Alem da rua principal, um pouco afastado existia em Santa Cruz “a Rua do seca gás”não era propriamente uma rua e sim uma casa , tipo sitio onde ficavam algumas mulheres de vida livre, principalmente nesta época de festa. Prá lá foram o Nego Doro e Gertrudes. Tocaram moda de viola, encantaram umas poucas mulheres que gastas pareciam verdadeiros esqueletos humanos. Mais tarde, Gertrudes perguntou a uma morena cabo-verde que parecia apreciar seus dotes artísticos.

- Quanto cobra?

- Cinco mil reais.

- Quantos anos têm?

-Inhor, sei não..., acho que uns vinte.

- Só isso?

Pobres restos de mulheres. A cabo-verde terminou dentando com Gertrudes por Três mil Reis. Parecia que tinha quarenta anos, depois do sexo desandou a chorar, só parou quando tomou um gole de conhaque barato de dois tões.

Assim fiquei bebendo com João. Após levar a mulher em casa, Valdemir se juntou ao grupo.

- Eta festa boa, essa de Santa Cruz. Falou João.

- Igual a essa só a de Faisqueira. Falou Bacora, pescador que bebia com outros amigos num canto do boteco.

-Tão boa que quase termina em morte. Retrucou outro.

-Mas como home? Prontamente argüiu Valdemir.

Rapaz teve uma briga que foi um sangueiro danado. Um vaqueiro dos Pascoal se meteu com a mulher de um canoeiro de Itapira e levou a pior. O desgraçado sangrou igual a boi, mas não morreu não, Dr. Auxêncio tava na festa e salvou o bicho. O outro sumiu no mato que até hoje não se tem notícias.

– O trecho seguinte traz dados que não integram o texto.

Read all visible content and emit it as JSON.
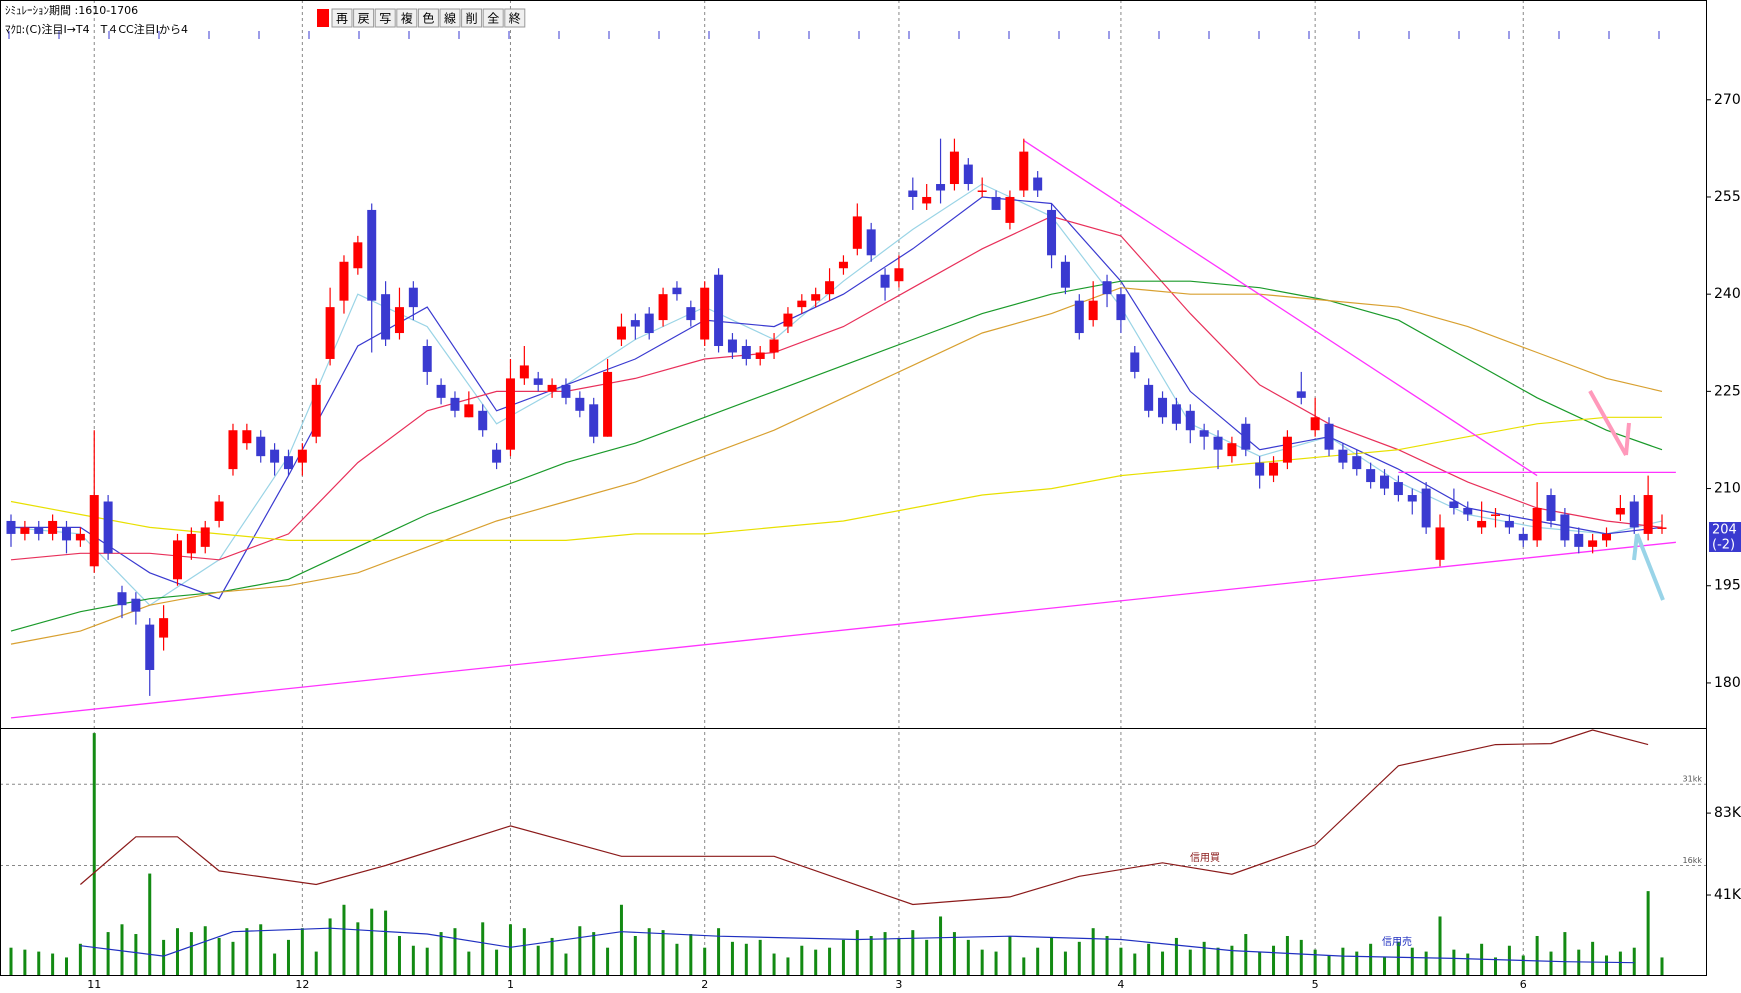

Ao longe pipocavam os rojões. A orquestra de Valença entoava uma polca-mancada num compasso binário muito alegre que era acompanhado pelos presentes com cantigas.

Zeca Cipriano ouviu aquilo como música. A consciência era aliviada dum peso medonho

Na segunda-feira cedo, já estava na labuta nos seringais da Mariana. Voltaria para Itapira? Talvez um dia. Voltaria para as águas de seu Rio de Contas, lá viveria até que um dia o corpo velho morreria – se morresse por ali, poriam numa rede, levaria seu corpo pro cemitério – senão, amarrado numa esteira.

Trabalhou por três anos nos seringais. Andara trabalhando por muitos anos na estiva de Ilha Grande e Maraú. Ficara certo tempo botando roça de mandioca e cortando dendê na ilha do Andará, entre Santa Cruz e Maraú. Voltou a Itapira. Zulmira, bem, eu soube na venda de Valdevino mascate que estava estabelecida na “rua da lama” em Pirangi, depois de amasiar com um maquinista da estrada de ferro. O ocorrido já esquecido era passado, poucos ainda relatavam o causo.

Ele, ali estava sentado, admirando o velho rio companheiro, refletindo em suas águas uma imagem já bastante desgastada, vivendo do lucro dos tempos. Vivendo? Talvez. Sofria em silencio, sozinho, saboreava lembranças como um vinho nobre. Esse suplício nos conduz a virtuosidade como filho deste mundo.